Build / review preflight

The P1/P2 failure modes to root out before a PR exists — distilled from a retrospective over ~350 external code-review findings (≈68 P1, 115 P2, 167 P3) across several build and spec waves, in a workflow where one model builds and a second, independent model reviews every PR. Examples are sanitized to the abstract pattern; the CHECKs are the evergreen part.

The reviewer is token-gated to roughly one round per multi-hour window, so a P1/P2 that survives to review — or a new one a fix introduces in round 2 — costs a whole window. The goal is first-pass-clean.

~40% of all P1s are the same mistake: the spec/build asserts something about existing source — an API, a field, a line number, an env-var, a flag, a sibling spec, a precedent, an invariant — that it never opened the file to verify. Pattern-matching a plausible API from memory is the single biggest defect source.

The checklist (at a glance)

Reviewers run the full list against the diff. Builders carry only mode 1 — the one failure that is build-time-irreducible. For a validator / gate / linter / parser / config PR, weight the adversarial lens on mode 10 + the SHALLOW-CHECK trap.
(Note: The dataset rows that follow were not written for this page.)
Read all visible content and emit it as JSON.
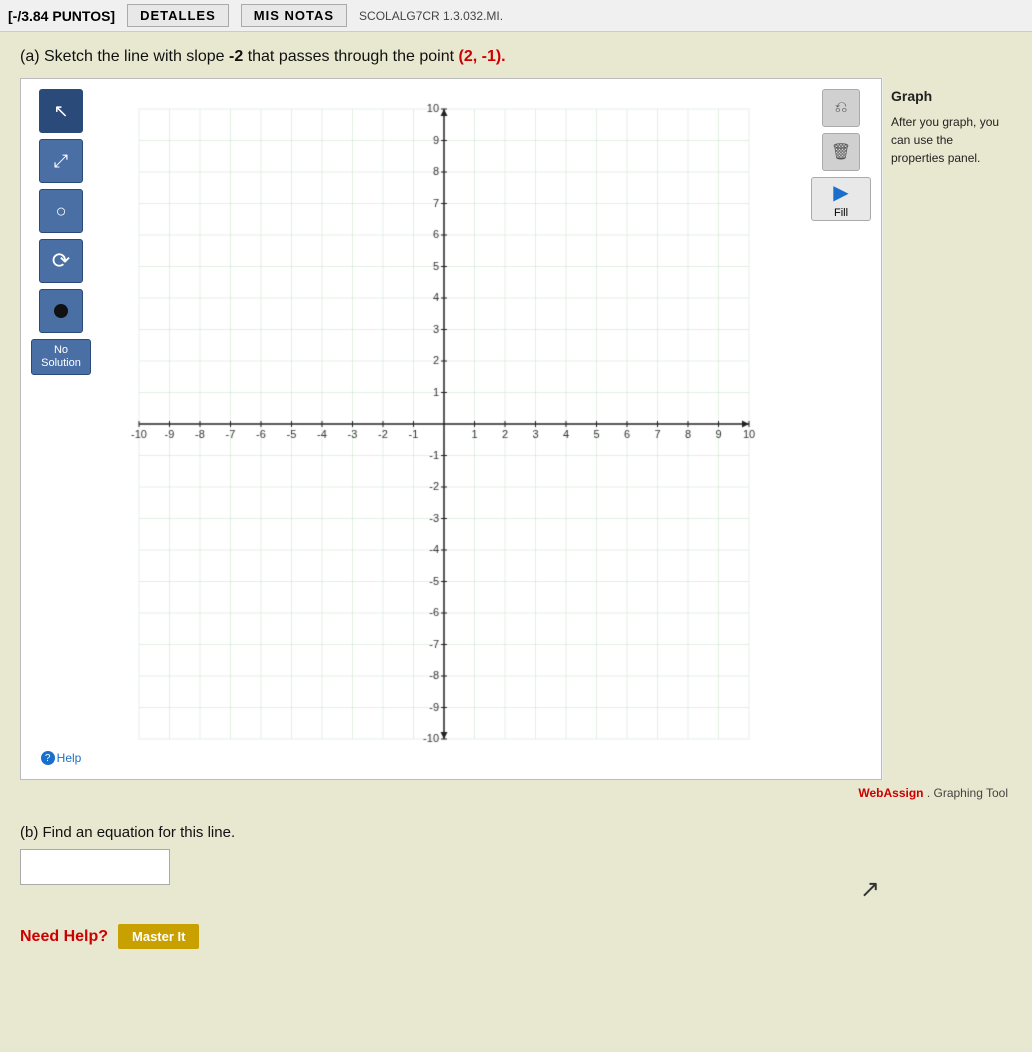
{
  "topbar": {
    "score": "[-/3.84 PUNTOS]",
    "btn1": "DETALLES",
    "btn2": "MIS NOTAS",
    "btn3": "SCOLALG7CR 1.3.032.MI."
  },
  "problem": {
    "part_a": "(a) Sketch the line with slope",
    "slope": "-2",
    "middle": "that passes through the point",
    "point": "(2, -1).",
    "part_b": "(b) Find an equation for this line."
  },
  "graph": {
    "x_min": -10,
    "x_max": 10,
    "y_min": -10,
    "y_max": 10,
    "x_labels": [
      "-10",
      "-9",
      "-8",
      "-7",
      "-6",
      "-5",
      "-4",
      "-3",
      "-2",
      "-1",
      "1",
      "2",
      "3",
      "4",
      "5",
      "6",
      "7",
      "8",
      "9",
      "10"
    ],
    "y_labels": [
      "-10",
      "-9",
      "-8",
      "-7",
      "-6",
      "-5",
      "-4",
      "-3",
      "-2",
      "-1",
      "1",
      "2",
      "3",
      "4",
      "5",
      "6",
      "7",
      "8",
      "9",
      "10"
    ]
  },
  "tools": {
    "cursor_label": "↖",
    "resize_label": "⤢",
    "circle_label": "○",
    "curve_label": "↺",
    "dot_label": "•",
    "no_solution_label": "No\nSolution",
    "help_label": "Help"
  },
  "right_panel": {
    "graph_title": "Graph",
    "description": "After you graph, you can use the properties panel.",
    "fill_label": "Fill",
    "fill_icon": "▶"
  },
  "webassign": {
    "prefix": "WebAssign",
    "suffix": ". Graphing Tool"
  },
  "part_b_input": {
    "placeholder": ""
  },
  "need_help": {
    "label": "Need Help?",
    "master_it": "Master It"
  }
}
API-anchor drift — grep or open every symbol, field, API, env-var, flag, and sibling-spec before you cite it; if grep finds nothing, it does not exist. (~40% of all P1s.)
Posture leaks — for a descriptive tool, ship no scalar or label that is one hand-edit from a threshold or that names the inference target; fail closed.
Capability-boundary overclaim — don't call a path pure / additive / lightweight unless import proves it and CI actually runs it.
Stale registration and count conventions — drop-in fragments over editing a shared file; no ==N count literals anywhere.
Untestable or undelivered claims — every AC, and every "guarantee / invariant / bounded" word, needs a test that would FAIL if it were violated.
Math and data-structure errors — bounds hold on saturated / empty / tie input; immutables aren't "added to"; consumed iterables are materialized.
Process discipline — honor the PR-split; complete the paper trail; re-count every prose count against the diff.
Provenance and identity rebinding — imported data carries its own recorded provenance or null, never the current run's; no stamp without backing records.
Measurement validity — confirm the control isolates the named confound and is not correlated with (or identical to) the signal you are measuring.
Override and gate hygiene — a bogus id silences nothing; classify on parsed structure, not substrings; cover the format's full spec; the gate obeys its own rule; one matcher (a state machine), adopted everywhere.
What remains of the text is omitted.